Pasal 43 D ayat 2 berbunyi :

Deradikalisasi sebagaimana dimaksud pada ayat (1) dilakukan kepada:

tersangka;terdakwa;terpidana;narapidana;mantan narapidana terorisme; atauOrang atau kelompok orang yang sudah terpapar paham radikal terorisme.

Catatan kritis:

(1) Kalau pada pasal 43 C Proses Kontra radikal untuk orang-orang yang rentan terpapar, maka pada pasal 43 D ini ditujukan kepada orang- orang yang sudah terpapar paham radikal terorisme.

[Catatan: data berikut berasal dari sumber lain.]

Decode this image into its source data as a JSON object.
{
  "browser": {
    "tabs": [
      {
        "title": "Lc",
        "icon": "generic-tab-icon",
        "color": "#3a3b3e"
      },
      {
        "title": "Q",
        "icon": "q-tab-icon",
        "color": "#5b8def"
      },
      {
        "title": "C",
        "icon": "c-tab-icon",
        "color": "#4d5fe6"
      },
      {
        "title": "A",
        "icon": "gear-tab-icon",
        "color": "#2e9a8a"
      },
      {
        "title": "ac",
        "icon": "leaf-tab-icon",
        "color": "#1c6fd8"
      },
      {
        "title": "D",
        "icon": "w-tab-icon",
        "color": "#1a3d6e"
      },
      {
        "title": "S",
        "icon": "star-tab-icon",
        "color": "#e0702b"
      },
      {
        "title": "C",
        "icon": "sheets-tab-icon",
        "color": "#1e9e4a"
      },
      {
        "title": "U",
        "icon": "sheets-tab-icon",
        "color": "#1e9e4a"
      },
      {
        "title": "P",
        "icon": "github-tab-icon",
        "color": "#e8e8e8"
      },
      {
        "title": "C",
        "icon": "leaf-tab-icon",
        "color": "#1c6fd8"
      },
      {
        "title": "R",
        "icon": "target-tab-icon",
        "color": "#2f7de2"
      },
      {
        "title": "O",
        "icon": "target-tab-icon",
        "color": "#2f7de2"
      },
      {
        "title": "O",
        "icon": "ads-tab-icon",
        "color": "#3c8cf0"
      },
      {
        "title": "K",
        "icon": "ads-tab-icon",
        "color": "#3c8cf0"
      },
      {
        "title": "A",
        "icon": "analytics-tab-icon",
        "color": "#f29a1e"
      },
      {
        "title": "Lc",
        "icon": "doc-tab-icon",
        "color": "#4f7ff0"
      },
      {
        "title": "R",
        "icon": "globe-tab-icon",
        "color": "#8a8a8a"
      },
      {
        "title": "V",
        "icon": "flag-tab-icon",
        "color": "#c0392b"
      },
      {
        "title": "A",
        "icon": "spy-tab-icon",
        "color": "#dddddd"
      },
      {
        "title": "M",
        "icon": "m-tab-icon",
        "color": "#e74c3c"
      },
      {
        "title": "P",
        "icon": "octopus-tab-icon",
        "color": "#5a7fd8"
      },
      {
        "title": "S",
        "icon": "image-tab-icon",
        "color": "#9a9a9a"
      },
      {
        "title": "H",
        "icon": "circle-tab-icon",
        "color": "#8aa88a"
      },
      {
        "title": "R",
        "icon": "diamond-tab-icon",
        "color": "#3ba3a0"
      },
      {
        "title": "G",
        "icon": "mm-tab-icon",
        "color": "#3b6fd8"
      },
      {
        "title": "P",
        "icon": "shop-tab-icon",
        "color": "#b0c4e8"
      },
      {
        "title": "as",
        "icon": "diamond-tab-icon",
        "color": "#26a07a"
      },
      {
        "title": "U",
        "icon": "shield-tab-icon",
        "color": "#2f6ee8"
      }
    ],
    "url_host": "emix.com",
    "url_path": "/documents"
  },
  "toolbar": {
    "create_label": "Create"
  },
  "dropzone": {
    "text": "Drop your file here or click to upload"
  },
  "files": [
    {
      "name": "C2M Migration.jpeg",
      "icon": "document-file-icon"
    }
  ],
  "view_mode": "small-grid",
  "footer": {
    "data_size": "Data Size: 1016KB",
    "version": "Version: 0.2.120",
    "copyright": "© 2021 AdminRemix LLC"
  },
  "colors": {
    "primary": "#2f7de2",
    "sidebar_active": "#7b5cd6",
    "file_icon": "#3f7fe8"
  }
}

Sementara definisi paham radikal terorisme belum jelas, sehingga memberikan peluang bagi penyidik untuk menyalahgunaan wewenang kekuasaannya sesuai keinginannya.

(2) Jelas sekali bahwa gabungan dari pasal 28, 43 C dan 43 D huruf f telah membuat penyidik menjadi superman. Penyidik dapat seenak sendiri menentukan orang-orang yang WAJIB mengikuti program : Kontra radikalisasi dan deradikalisai, bila mereka MEMBANGKANG, maka Penyidik DAPAT MENANGKAP mereka berdasarkan pasal 28

Jadi paling tidak ada enam elemen problematik di substansi RUU Terorisme revisi.

Kita semua sepakat Terorisme adalah kejahatan dan musuh kita semua. Namun perang menghadapinya jangan sampai menjerumuskan negara berubah menjadi STATE TERRORISM yang diaminkan oleh semua pihak karena sebab kemarahan dan ketergesa-gesaan kita.

Dada kita boleh panas tapi nalar kita harus tetap sehat.[]

*Penulis adalah pengamat keamanan nasional, Direktur  CIIA (The Community of Ideological islamic Analyst).